What You Need To Know
- YoGo Bikeshare plans to provide 30 bikes for short-term rental in downtown Youngstown
- Four docking stations will be available to return and recharge the bikes
- The business is expected to launch in March 2023
YoGo Bikeshare is expected to launch in March 2023. Ronnell Elkins said it’s the first bike-sharing business in Youngstown and the Mahoning Valley.
“We’ve been always looked at as kind of a steel town,” Elkins said. “Not saying that we’re gonna change the outlook of the city by just bikes, but it gives people in our community an opportunity to see something different. Versus what they’re used to or they’re used to hearing about Youngstown, Ohio”

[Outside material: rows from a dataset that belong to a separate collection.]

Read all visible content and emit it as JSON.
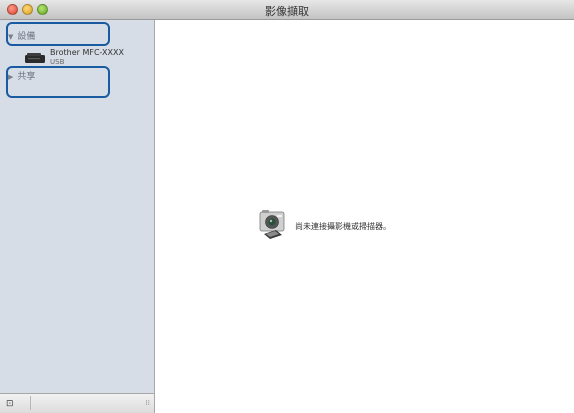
{
  "window": {
    "title": "影像擷取"
  },
  "sidebar": {
    "devices_header": "設備",
    "device": {
      "name": "Brother MFC-XXXX",
      "connection": "USB"
    },
    "shared_header": "共享"
  },
  "main": {
    "message": "尚未連接攝影機或掃描器。"
  },
  "icons": {
    "device": "printer-icon",
    "camera": "camera-icon",
    "devices_toggle": "disclosure-triangle-down-icon",
    "shared_toggle": "disclosure-triangle-right-icon"
  },
  "colors": {
    "sidebar_bg": "#d6dde6",
    "highlight_border": "#1a5aa0"
  }
}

Elkins is president of the family-owned business whose team members include his dad and two brothers. His brother Kent Wallace II is the vice president of operations.
“I used to ride to different sides of town on my bike, so it’s something that kind of resonated with me deeply,” Wallace said.

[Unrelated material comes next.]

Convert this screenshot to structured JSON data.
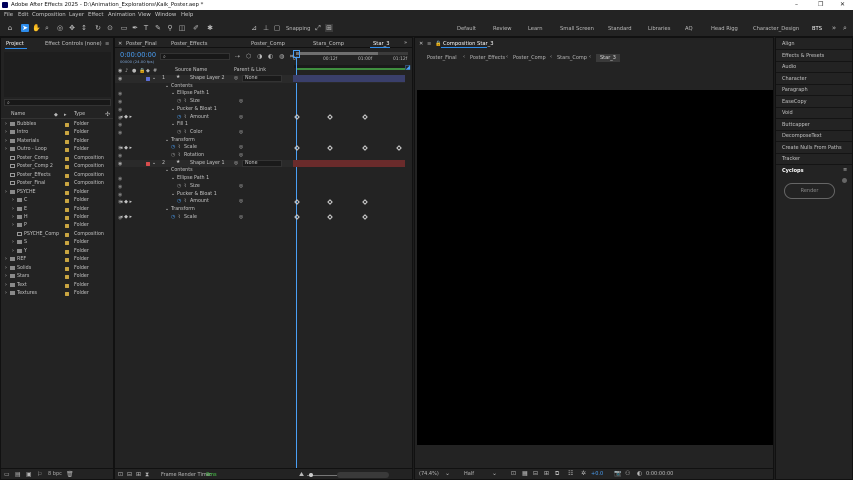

Elkins said there are a few bike riding groups in town, but overall, there aren’t a lot of cyclists in the city.
“We’re excited to do our part in bringing the city together via bikes,” he said.
A fleet of 30 YoGo bikes will be available to use starting in the spring, with docking stations in four downtown locations.
“We kind of felt like there was a need and an opportunity for us to be able to provide that alternative mode of transportation,” Wallace said.
Wallace said the bikes are 70% electric, so there’s a little extra pep when you pedal, making them easier to use for a wide range of riders.
“Youngstown’s pretty hilly, so we wanted to make sure that they had the opportunity to go up hills and stuff and ride the bikes,” Elkins said.
And in areas without dedicated bike lanes, Elkins said they’re working on educating both drivers and bicyclists about rules of the road.
“Like motorcycles, it’s a share the road mentality, right?” Elkins said. “So, it’s important for us to start changing the psychology of people’s minds around bike safety.”
He said the bikes are meant to be shared and used for a short time of 30 minutes or less, then docked to give others the chance to ride. Having the bikes available will offer more options for quick commutes.
“It’s that freedom of getting around,” Elkins said. “You know, being able to relive your childhood in certain ways.”
When the program launches in the spring, YoGo bikes will be available to rent via an app. Wallace said they’re planning to have single use, daily use and annual subscription options for riders to choose from. He said they’re planning to offer the annual subscription for $90 a year for unlimited 30-minute rides.
Riders will need to supply their own helmets.